Ten-time calypso monarch of Barbados, Red Plastic Bag says he went into the Sweet Soca Competition at Bushy Park last night, feeling freer than he has ever been.
“When I came here today, I came freer than I ever was (in this competition), because I came here saying to myself, Bag, you don’t have anything to lose or to prove in this competition. You come here and enjoy yourself… I had a good time out there,” said Bag, who placed third in the Sweet Soca contest with 453 points.
He said he observed some competitors extending their songs beyond six minutes, but that his was finished in about five.
“Cause I figure there was a time to get it done as tight as possible and that is what I did. I am quite happy with my performance here today,” he added. Bag told Barbados TODAY, he was all about performing a song.
“The people responded really well. I came here all about song. I believe that if you come in this competition, and you have a half decent song, as they say, it should be able to move the audience. And it should not be down to the commands that you make; but your song is suppose to move the audience naturally; I saw great movement with my song on stage,” declared the former Sweet Soca Monarch.
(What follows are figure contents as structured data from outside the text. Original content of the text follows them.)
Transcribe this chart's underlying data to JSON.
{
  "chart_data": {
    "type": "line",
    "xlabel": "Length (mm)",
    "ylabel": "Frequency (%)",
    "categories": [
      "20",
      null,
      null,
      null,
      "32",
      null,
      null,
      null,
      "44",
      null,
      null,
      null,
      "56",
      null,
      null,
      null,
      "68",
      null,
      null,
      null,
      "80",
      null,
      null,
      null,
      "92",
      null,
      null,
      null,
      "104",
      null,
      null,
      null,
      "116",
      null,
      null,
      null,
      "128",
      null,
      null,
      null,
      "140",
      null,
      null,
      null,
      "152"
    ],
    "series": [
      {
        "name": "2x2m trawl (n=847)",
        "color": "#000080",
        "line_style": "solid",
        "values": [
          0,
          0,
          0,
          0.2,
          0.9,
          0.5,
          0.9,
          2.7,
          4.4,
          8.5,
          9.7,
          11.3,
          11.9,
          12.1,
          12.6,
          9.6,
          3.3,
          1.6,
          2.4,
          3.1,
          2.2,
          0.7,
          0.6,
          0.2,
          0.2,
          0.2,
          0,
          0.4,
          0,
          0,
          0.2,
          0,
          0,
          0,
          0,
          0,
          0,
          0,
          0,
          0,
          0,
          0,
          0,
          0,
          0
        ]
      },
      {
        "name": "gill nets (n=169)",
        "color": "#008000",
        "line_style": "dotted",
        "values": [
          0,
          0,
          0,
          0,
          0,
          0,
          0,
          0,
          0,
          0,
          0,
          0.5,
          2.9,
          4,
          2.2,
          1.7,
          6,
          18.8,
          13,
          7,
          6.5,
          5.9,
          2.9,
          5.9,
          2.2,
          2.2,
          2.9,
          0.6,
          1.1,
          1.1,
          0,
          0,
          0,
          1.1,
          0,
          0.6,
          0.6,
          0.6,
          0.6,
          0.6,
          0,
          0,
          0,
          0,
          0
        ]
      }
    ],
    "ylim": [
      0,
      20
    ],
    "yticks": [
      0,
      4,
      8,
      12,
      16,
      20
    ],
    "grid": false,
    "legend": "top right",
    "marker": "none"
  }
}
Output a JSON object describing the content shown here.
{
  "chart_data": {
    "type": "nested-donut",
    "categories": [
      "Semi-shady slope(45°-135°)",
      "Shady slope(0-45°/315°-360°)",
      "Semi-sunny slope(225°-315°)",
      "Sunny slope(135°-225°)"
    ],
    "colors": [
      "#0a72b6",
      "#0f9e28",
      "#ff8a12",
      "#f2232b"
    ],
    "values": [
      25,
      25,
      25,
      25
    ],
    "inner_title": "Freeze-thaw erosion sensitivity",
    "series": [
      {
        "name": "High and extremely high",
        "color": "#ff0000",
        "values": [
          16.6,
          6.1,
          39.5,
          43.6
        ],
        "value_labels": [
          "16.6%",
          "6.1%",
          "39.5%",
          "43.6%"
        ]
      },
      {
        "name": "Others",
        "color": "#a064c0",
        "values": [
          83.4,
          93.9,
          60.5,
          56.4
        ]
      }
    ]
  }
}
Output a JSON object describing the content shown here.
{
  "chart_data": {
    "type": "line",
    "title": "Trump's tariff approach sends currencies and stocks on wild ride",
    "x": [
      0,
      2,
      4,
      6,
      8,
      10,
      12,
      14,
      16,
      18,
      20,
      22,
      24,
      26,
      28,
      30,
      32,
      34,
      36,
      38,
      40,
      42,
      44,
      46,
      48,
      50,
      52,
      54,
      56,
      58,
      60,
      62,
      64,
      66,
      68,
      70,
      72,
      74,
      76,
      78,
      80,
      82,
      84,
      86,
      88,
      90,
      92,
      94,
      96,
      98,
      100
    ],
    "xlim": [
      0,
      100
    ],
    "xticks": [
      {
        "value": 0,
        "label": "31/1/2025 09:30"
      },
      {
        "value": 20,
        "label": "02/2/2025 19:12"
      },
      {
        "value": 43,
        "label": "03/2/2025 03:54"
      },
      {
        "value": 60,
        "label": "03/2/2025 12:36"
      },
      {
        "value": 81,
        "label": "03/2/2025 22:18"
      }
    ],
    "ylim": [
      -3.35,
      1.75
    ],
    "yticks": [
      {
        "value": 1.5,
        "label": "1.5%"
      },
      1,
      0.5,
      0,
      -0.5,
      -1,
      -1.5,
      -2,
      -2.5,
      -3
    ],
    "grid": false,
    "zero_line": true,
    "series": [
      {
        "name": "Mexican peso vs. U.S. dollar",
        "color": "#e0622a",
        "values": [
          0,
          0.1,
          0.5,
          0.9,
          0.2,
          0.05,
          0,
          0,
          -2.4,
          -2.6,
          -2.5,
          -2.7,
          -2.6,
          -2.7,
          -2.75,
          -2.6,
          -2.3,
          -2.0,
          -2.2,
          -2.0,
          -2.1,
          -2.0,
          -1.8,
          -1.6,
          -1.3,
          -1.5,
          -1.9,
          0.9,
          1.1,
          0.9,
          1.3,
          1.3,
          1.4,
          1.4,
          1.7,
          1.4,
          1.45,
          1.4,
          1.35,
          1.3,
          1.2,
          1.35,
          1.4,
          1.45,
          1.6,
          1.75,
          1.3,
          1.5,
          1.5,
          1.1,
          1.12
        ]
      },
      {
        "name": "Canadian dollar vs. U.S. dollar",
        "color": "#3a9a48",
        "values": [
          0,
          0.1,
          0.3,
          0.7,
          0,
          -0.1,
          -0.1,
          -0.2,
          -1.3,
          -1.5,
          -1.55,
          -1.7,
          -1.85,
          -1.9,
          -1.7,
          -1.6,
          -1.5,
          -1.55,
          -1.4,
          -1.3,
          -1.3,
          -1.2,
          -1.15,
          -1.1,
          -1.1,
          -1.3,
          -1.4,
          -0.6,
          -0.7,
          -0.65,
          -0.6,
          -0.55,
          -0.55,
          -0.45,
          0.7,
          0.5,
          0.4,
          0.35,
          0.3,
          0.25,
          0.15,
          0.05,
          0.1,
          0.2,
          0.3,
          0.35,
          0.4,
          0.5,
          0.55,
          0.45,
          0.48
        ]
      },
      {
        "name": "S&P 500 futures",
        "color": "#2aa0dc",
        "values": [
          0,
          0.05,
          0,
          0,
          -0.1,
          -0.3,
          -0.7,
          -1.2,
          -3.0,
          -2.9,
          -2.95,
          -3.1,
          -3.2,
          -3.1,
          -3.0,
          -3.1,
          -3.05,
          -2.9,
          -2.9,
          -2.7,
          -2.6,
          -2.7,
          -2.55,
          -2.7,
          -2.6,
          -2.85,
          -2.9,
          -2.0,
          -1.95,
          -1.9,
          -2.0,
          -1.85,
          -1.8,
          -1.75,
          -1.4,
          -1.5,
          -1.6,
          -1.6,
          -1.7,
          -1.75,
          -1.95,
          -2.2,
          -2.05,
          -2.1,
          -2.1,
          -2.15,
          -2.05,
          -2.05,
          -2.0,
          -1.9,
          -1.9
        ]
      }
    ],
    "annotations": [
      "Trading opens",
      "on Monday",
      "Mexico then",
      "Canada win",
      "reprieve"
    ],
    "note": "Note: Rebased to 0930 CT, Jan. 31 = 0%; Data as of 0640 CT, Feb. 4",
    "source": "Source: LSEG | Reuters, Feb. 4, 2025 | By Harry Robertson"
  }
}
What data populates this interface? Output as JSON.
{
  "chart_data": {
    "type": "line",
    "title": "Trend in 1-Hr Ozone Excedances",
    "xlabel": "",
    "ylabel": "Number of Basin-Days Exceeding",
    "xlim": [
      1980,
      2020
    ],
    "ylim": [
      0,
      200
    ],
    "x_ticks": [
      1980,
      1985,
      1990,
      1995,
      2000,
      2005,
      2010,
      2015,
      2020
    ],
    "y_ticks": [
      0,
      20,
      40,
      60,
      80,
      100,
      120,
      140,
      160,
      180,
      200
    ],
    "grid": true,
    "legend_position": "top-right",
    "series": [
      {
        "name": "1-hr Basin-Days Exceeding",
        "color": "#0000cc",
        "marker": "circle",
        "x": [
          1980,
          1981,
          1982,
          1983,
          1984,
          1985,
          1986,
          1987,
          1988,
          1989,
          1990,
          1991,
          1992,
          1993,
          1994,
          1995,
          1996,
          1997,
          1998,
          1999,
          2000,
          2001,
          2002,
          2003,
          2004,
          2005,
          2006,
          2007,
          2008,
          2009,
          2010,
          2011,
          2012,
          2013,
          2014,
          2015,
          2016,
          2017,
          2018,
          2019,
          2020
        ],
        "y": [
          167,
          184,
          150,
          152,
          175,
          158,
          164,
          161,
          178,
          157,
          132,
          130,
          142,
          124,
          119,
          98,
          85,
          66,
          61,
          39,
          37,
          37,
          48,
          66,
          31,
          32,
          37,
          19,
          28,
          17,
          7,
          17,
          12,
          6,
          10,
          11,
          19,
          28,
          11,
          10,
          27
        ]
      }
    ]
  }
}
Turning his attention to the Pic-o-De-Crop competition, RPB, who is not defending his crown this year, thought the standard was quite high. He was particularly happy with the two young finalists – Sir Ruel and Aziza – adding that this augured well for the future of calypso.
He said though that radio stations needed to play more social commentary.
“The powerful stations, the FM stations that attract young people, don’t really play social commentary,” RPB noted. “We are not getting a lot of young people, as many as we would like getting involved in social commentary. But I believe strongly, that the National Cultural Foundation is doing a great job in going around to schools and getting the junior involved, and that in my opinion, is good.”